The Ashanti created an empire the size of Great Britain, 24,560 square miles, by the time the first Europeans, the Portuguese, tried to fight against the military might of these proud people in 1482. In ancient times the Ashanti unified many tribal units and set up a strong government among the Akan-speaking people in the middle part of what is today the independent nation of Ghana, along the western coast of Africa.
The first king to organize the Ashanti confederacy into a military state was king Osei Tutu who reigned from 1700 to 1730 from the modern city of Kumasi. Tutu’s adviser, the Priest Anokye originated the myth of the Golden Stool as a divine symbol of unity. Anokye declared that this Golden Stool contained the spirit and soul of the entire Ashanti nation; the Stool became the symbol of the new nation’s authority. According to Ashanti legend, Priest Anokye called down the Stool from Heaven in a black cloud. Amid loud peals of thunder, the Stool slowly descended and rested on King Tutu’s knees without touching the ground. To this day, the sacred stool is never to touch the ground, and has its own special chair to rest on. According to Anokye, the greatness of the Ashanti was embodied in the stool. It was never to be captured by an enemy or be destroyed. Should this happen, the Ashanti nation would fall. (Budu-Acquah, pp. 27-28)
Using the Golden Stool as a unifying force, the Ashanti conquered its rival neighbors, many of whom were past masters of the Ashanti. Success followed success, victory followed victory. The Ashanti seemed invincible until 1730, when Osei Tutu was killed by the enemy while crossing a forbidden river on his way to conquer his rival kingdom, the Akim.
After Osei Tutu died, King Opoku Ware kept the Ashanti resolve to struggle to maintain their hard-won dominance and kept expanding the Ashanti kingdom. They began to move to the Atlantic Coast, and conquered the people there to protect Ashanti safety and to expand trade with the European nations.
In a series of wars against the Fante, a coastal people who had a monopoly of trade with the British, the Ashanti fought for most of the nineteenth century.
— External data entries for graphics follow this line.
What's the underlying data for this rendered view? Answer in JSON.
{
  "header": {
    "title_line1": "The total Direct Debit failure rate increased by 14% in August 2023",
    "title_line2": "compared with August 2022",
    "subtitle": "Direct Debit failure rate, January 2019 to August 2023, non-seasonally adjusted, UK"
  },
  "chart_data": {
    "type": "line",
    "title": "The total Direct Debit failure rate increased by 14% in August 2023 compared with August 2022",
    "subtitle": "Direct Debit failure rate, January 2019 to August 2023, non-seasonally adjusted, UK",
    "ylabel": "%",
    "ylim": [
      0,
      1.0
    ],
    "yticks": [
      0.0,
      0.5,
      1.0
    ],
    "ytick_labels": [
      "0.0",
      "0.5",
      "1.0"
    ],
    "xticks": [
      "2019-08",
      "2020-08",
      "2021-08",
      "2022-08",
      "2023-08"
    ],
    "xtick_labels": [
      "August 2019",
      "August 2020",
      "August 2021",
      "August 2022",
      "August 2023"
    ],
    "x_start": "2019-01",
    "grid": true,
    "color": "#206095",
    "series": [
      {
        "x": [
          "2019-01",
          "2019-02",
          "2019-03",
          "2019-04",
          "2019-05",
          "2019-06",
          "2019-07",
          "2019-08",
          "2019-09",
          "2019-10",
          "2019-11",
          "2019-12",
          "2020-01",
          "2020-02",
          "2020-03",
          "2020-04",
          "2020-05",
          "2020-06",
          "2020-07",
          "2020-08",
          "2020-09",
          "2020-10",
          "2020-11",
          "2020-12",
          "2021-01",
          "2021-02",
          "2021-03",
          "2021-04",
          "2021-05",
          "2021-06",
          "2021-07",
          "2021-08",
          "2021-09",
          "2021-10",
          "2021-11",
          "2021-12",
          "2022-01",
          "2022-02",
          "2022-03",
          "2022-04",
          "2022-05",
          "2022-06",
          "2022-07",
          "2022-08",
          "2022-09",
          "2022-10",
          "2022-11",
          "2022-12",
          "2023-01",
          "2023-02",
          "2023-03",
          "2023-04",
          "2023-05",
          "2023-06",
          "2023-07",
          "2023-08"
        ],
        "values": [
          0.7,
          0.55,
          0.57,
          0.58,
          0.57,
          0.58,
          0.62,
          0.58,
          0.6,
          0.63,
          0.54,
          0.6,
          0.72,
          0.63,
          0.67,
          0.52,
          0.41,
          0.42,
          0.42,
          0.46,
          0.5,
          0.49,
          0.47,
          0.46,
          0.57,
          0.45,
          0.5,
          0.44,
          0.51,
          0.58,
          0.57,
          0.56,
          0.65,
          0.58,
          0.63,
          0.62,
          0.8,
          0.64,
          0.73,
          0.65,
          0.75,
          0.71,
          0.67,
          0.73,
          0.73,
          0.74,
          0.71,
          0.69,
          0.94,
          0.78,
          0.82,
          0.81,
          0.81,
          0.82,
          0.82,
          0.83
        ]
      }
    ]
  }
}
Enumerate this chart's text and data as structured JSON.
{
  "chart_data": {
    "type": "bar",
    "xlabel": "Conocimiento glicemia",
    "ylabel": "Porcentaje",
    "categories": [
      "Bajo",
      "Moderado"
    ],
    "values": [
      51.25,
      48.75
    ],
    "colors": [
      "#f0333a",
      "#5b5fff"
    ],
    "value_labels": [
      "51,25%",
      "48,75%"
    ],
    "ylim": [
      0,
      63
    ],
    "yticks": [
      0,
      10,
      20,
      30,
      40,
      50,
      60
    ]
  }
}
During the sixth war that broke out, the British, as allies of the coastal tribes, directly fought against the Ashanti. It took many years, thousands of British troops and cannon before the Ashanti, fierce fighters that they were, were defeated. Finally, in 1902, the Ashanti land was declared a British colony by treaty. But this occurred only after the famous “YEa Asantewa War” in which the brave Queen Mother YEa Asantewa actually led the Ashanti armies in an attempt to keep the famous Golden Stool that the British Governor had ordered them to turn over. During this final war against the British, the Ashanti unity was broken and many of the Ashanti states, tired of Ashanti control, sided with the British. Even so, it took the British nearly a year to subdue the fired-up Ashanti and capture the Queen.
Even in defeat, the Ashanti remained a proud people and have kept their local rulers and customs alive even to the present day. Ashanti rulers and chiefs were instrumental in helping to achieve a life-long dream, independence of the nation of Ghana, which became a sovereign state in 1957 under the Presidency of Dr. Kwame Nkrumah.